We need to bear in mind that we have two copies of each gene called the alleles; one coming from paternal inheritance and the other one from maternal inheritance. People who have a gene with two alleles of ancestral structure belong to the majority group of population. It is considered to be the “normal” case as shown in most clinical trials. This group is categorized as “wild type” (wt) and patients tend to metabolize drugs as intended, thus, international nomenclature define them as EM phenotype or Extensive Metabolizers.
However, a significant part of the population may have a mutated allele, which causes a change in the enzyme structure and so in its activity. These people will have only one active allele, so they will produce half of the structurally functional enzyme, half of its activity and, therefore, they will need half of the drug dose to experience the same effect -there are many works that define this concept more individually. In this case, we will define them as IM phenotype people or Intermediate Metabolizers.
Two non-functional alleles -equal or different- can be inherited and, then, there will be virtually no functional enzyme synthesis -there are residual activities ranging from 1 to 10%. In these cases, some drugs should not be prescribed because due to a high overdose risk. A drug with similar pharmacological action should be recommended instead, which will be metabolized by another enzyme in which the patient has no abnormal polymorphism. This case is defined as PM phenotype or Poor Metabolizers.
There may also be EM phenotype patients who have gene duplication -or more replicates of the gene-, so much more of the enzyme will be produced -there are several “production chains”. Therefore, drugs will be metabolized very quickly. This case is defined as UM phenotype or Ultra rapid Metabolizer. These kind of patients will experience a therapeutic failure, so drugs with the same therapetic effect and not metabolized by this enzyme are required.

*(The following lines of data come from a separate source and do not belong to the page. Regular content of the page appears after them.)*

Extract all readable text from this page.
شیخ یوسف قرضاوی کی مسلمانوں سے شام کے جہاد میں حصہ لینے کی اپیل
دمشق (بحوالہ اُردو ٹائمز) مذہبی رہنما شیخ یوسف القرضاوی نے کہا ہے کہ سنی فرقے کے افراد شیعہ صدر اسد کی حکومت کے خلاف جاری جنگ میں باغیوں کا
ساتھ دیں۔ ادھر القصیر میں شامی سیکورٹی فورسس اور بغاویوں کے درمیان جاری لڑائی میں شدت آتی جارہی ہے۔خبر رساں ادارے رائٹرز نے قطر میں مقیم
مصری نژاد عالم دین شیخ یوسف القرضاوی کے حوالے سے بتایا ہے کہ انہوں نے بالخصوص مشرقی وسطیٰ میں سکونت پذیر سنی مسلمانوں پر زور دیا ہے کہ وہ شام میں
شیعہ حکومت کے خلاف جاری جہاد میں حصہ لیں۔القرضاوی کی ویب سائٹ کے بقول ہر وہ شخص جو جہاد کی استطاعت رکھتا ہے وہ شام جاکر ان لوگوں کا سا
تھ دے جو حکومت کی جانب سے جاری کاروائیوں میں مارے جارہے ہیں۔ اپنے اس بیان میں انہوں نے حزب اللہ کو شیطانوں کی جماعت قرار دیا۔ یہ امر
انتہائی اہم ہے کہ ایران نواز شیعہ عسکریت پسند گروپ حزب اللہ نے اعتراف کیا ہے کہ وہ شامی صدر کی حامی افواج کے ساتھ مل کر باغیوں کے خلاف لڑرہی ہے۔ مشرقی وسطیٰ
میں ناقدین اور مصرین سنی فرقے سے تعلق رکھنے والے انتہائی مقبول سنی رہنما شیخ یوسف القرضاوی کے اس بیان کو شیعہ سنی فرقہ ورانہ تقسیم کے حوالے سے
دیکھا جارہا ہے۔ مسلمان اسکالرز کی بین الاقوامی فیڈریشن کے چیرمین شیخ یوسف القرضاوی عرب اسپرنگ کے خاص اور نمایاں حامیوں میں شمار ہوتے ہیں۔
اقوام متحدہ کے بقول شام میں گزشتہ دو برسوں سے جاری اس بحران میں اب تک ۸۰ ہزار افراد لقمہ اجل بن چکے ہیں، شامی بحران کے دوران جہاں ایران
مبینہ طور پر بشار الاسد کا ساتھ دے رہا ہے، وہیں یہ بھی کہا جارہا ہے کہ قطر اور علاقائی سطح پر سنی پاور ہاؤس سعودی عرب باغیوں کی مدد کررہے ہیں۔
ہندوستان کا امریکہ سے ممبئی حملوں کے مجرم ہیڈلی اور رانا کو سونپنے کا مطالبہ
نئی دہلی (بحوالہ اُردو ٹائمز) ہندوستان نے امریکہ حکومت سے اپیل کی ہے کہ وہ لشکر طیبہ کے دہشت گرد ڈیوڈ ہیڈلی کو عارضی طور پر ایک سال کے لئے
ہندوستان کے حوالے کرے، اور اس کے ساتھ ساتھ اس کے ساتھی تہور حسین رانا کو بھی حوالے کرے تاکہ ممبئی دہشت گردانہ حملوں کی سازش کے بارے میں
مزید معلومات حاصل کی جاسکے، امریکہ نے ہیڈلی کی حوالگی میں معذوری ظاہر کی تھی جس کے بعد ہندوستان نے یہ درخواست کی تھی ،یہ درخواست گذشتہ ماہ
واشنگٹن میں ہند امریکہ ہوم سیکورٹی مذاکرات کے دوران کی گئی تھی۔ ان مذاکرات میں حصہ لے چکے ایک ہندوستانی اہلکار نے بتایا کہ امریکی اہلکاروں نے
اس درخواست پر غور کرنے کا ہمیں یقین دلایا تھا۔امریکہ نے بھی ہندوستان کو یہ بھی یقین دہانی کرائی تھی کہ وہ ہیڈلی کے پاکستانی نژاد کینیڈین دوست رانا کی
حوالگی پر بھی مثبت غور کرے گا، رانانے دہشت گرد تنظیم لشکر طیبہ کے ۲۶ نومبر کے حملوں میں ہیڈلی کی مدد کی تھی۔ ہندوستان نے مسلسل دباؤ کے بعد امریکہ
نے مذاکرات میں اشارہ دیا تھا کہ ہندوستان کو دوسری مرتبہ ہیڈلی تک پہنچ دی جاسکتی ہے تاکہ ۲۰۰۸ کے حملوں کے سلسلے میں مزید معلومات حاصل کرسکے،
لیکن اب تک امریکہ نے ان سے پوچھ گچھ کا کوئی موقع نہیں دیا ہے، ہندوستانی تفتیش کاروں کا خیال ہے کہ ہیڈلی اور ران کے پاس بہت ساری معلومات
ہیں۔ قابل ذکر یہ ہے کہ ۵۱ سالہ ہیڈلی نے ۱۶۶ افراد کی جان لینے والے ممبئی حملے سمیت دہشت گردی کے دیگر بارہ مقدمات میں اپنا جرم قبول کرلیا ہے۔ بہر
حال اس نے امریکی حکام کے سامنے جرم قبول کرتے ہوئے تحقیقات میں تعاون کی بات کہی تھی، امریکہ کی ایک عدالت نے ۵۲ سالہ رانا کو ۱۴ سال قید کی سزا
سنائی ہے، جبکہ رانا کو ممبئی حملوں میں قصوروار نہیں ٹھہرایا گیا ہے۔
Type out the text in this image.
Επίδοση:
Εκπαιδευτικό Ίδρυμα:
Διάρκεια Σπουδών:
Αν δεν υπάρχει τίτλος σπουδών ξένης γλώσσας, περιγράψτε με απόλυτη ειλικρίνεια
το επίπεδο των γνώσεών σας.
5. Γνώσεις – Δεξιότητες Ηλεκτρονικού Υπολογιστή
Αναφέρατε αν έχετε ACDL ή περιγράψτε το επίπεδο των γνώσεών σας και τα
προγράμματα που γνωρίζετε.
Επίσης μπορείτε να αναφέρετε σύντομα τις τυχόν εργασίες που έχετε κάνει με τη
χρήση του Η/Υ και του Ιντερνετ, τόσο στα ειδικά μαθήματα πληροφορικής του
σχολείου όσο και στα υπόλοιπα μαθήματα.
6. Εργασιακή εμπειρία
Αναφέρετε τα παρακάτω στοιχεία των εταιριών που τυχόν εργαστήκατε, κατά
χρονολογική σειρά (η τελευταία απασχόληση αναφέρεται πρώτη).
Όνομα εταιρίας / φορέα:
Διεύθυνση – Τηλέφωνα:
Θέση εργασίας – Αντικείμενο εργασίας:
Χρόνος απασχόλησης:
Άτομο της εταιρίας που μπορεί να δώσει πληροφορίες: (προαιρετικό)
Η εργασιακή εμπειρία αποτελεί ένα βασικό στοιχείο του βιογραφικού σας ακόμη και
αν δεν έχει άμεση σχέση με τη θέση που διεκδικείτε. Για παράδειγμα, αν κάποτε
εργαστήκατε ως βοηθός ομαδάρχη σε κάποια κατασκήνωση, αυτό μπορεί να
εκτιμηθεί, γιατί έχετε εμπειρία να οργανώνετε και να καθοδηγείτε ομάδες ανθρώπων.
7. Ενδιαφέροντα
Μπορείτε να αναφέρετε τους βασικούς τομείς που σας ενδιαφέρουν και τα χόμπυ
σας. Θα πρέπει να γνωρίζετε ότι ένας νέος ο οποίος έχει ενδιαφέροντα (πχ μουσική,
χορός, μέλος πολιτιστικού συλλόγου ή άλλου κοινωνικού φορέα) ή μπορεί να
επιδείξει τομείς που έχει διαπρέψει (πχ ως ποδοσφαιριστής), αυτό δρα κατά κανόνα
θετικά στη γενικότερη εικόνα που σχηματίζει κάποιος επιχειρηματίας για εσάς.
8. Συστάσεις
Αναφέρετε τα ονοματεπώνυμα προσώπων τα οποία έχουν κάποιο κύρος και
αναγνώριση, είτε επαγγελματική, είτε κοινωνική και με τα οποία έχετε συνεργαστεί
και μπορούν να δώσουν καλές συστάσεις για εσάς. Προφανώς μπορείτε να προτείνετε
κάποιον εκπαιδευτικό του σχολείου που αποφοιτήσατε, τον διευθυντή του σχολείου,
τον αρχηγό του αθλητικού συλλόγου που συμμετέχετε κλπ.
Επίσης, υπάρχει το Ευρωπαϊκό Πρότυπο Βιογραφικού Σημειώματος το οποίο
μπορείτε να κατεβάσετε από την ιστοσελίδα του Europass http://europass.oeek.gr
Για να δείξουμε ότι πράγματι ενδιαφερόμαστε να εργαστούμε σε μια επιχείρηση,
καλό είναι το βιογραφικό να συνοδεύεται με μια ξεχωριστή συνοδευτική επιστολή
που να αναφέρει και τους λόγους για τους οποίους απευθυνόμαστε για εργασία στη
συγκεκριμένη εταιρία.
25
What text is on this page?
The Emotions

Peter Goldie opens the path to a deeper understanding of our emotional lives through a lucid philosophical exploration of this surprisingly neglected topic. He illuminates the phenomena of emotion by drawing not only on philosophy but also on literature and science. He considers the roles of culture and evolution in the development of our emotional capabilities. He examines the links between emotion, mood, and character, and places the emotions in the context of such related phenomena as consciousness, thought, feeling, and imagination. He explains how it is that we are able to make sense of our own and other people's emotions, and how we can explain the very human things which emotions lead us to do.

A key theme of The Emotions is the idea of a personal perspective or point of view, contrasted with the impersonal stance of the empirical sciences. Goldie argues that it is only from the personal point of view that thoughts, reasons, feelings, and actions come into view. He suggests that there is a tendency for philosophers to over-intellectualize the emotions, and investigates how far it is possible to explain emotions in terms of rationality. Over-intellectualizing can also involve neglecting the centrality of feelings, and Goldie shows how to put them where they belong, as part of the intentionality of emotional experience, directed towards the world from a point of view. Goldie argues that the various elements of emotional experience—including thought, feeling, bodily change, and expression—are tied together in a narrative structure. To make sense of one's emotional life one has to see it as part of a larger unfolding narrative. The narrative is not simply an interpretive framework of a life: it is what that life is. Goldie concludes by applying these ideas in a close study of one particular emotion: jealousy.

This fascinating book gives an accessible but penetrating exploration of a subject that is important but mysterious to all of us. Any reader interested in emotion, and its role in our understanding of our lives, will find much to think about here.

The goal for therapeutic success is to keep blood levels within a range called the “therapeutic window“. Plasma concentrations within this range produce the desired therapeutic action. Below this level, therapeutic failure occurs, and above it pacients may face adverse effects due to overdose. Drug absorption process reaches a maximum level according to the dose – generally at 2-3 hours – and goes down. When subtherapeutic concentration is reached, another dose must be administered. This functioning explains why a dose should be given every 6, every 8, every 12 or 24 hours, according to the dosage recommended in the brochure. The plasma concentrations’ graph as a function of time is what is known as drug pharmacokinetics.
If the dose calculated for the EM phenotype group is administered to an IM patient, higher drug levels in blood will be reached, since the rate of elimination will be lower. In these cases it is advisable to decrease the dose between 30-50% although, sometimes, if the therapeutic window is wide, satisfactory results can be obtained even if in a state of a slight overdose. This has to be specified for each drug.
But if the patient is a PM phenotype drug will practically go uneliminated. Every extra dose will add a on the not yet eliminated previous dose has not yet been eliminated. Such additive process every 6, 8 or 12 hours, and after one week, ends up in an overdose and the adverse effects start to appear. On the other hand, if the patient is a UM phenotype, the drug will be eliminated very quickly and within the inter dose intervals the patient will be on a subtherapeutic level.
Therefore, through a study of genetic polymorphisms -patients’ phenotype- a personalized dose protocol can be known in advance.